Carter is a producer who has generally tried to leverage his success into trying new things, rather than adhering strictly to formula. His work on The X-Files had convinced Fox to give him complete control of Millennium, hoping for another breakout hit. Instead, Carter used that complete control to produce a very esoteric piece of television – one that feels like the work of an auteur. Even during the final season of The X-Files, as everything else fell apart, Carter was still writing and directing ambitious and exciting scripts.

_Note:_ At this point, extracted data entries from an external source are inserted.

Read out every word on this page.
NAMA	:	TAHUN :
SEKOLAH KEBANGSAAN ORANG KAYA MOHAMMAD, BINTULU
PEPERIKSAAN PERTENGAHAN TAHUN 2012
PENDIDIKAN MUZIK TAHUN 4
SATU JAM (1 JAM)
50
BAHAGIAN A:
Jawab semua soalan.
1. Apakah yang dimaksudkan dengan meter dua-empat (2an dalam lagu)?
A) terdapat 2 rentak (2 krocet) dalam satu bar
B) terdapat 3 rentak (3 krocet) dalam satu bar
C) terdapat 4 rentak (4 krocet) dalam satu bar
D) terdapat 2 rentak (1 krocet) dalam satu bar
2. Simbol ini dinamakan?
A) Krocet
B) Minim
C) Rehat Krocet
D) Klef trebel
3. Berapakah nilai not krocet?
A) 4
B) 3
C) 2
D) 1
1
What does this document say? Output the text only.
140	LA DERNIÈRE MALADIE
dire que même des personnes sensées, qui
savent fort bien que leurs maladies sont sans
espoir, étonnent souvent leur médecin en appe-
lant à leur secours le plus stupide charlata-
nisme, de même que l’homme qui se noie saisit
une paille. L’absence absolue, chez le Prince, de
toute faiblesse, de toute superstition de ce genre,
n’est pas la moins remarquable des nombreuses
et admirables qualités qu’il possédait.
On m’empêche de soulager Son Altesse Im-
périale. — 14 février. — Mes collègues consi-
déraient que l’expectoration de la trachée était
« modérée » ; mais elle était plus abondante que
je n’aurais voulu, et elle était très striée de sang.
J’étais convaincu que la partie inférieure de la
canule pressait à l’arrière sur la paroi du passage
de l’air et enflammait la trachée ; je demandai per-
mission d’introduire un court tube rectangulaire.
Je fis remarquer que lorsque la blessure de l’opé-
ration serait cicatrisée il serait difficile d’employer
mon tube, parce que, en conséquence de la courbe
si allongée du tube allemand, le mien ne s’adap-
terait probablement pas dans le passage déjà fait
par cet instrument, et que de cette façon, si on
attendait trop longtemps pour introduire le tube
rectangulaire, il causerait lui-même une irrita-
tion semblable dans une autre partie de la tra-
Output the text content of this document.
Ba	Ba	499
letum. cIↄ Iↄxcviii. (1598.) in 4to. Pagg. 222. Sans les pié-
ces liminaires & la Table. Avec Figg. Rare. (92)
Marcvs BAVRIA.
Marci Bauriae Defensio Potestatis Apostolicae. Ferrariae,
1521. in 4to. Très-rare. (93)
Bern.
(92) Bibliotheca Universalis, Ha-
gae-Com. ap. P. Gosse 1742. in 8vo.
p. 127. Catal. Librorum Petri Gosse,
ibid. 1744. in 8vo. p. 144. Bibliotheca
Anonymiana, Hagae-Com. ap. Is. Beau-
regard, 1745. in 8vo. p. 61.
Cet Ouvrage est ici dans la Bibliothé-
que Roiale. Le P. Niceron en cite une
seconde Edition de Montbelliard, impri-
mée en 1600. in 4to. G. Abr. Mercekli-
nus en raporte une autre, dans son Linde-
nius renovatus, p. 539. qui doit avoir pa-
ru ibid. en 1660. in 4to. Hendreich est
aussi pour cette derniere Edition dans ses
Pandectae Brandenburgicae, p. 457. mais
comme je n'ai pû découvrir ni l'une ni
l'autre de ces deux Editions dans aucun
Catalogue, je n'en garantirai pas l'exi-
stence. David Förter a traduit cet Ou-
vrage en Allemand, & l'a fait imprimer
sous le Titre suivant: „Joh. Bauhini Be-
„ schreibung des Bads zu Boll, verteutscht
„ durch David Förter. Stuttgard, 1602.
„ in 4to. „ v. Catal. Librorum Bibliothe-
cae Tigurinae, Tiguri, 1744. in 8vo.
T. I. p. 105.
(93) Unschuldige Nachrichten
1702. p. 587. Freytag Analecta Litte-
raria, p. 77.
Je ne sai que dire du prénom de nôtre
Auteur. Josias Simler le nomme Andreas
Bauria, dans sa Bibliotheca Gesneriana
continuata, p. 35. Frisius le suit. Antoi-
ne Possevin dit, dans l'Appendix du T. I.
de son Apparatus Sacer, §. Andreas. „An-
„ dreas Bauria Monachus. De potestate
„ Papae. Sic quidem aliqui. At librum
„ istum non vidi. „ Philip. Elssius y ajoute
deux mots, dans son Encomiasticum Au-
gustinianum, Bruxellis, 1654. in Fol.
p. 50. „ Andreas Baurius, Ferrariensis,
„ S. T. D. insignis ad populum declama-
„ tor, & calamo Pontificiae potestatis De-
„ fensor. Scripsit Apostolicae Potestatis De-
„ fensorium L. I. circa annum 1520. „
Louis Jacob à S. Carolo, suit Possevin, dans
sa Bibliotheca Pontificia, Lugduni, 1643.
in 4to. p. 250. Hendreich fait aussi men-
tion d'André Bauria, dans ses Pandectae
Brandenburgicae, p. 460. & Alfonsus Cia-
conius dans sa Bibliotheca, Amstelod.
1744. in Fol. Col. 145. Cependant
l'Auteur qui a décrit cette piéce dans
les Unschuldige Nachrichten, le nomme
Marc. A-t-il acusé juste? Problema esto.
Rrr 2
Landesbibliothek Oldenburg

While the episode is largely beloved by fans, it is easy to image casual viewers being confounded by The Post-Modern Prometheus. Did viewers who had missed the introductory sequence worry that their televisions had stopped picking up colour? To do a full hour in black-and-white, in the style of a thirties horror film, would be ambitious for any television show. It is particularly ambitious when the show is trying to promote a massive blockbuster movie and is considered one of the hippest and trendiest shows on television. Still, there are problems.

Nothing to report...

Nothing to report…

The X-Files is fundamentally a nineties television show. That is part of the show’s DNA. It is apparent every time that a picture of Clinton appears on the wall of Skinner’s office and the gradual shrinking of Mulder and Scully’s mobile phones over the course of the series. The show is a product of its time, reflecting a society living in the aftermath of the Cold War and trying to figure out what happens at the point that some historians had described as “the end of history.”

However, that nineties-ness shines through in some deeply uncomfortable ways – particularly in issues of race and sexuality. In Gender Bender, Mulder seemed to believe that killers who could swap genders were more common than bisexuals. A product of its time, The X-Files had some very questionable attitudes towards rape. Episodes like Small Potatoes and The Post-Modern Prometheus are the most obvious examples, but prison rape jokes in Jose Chung’s “From Outer Space”, Unusual Suspects and Bad Blood still feel deeply uncomfortable.

Here comes the science...

Here comes the science…

The Post-Modern Prometheus is an episode built around a string of rapes in a small town by a mysterious and monstrous figure. However, the episode plays this as quirky comedy. The attacker strikes by dropping a fumigation tent over the house and then by gassing the woman in question so she is rendered unconscious. This process is played as a quirky “weird” touch, with playful music on the soundtrack as the fumigation tent covers the windows of the house. This occurs even after The Post-Modern Prometheus has explained what this is leading towards.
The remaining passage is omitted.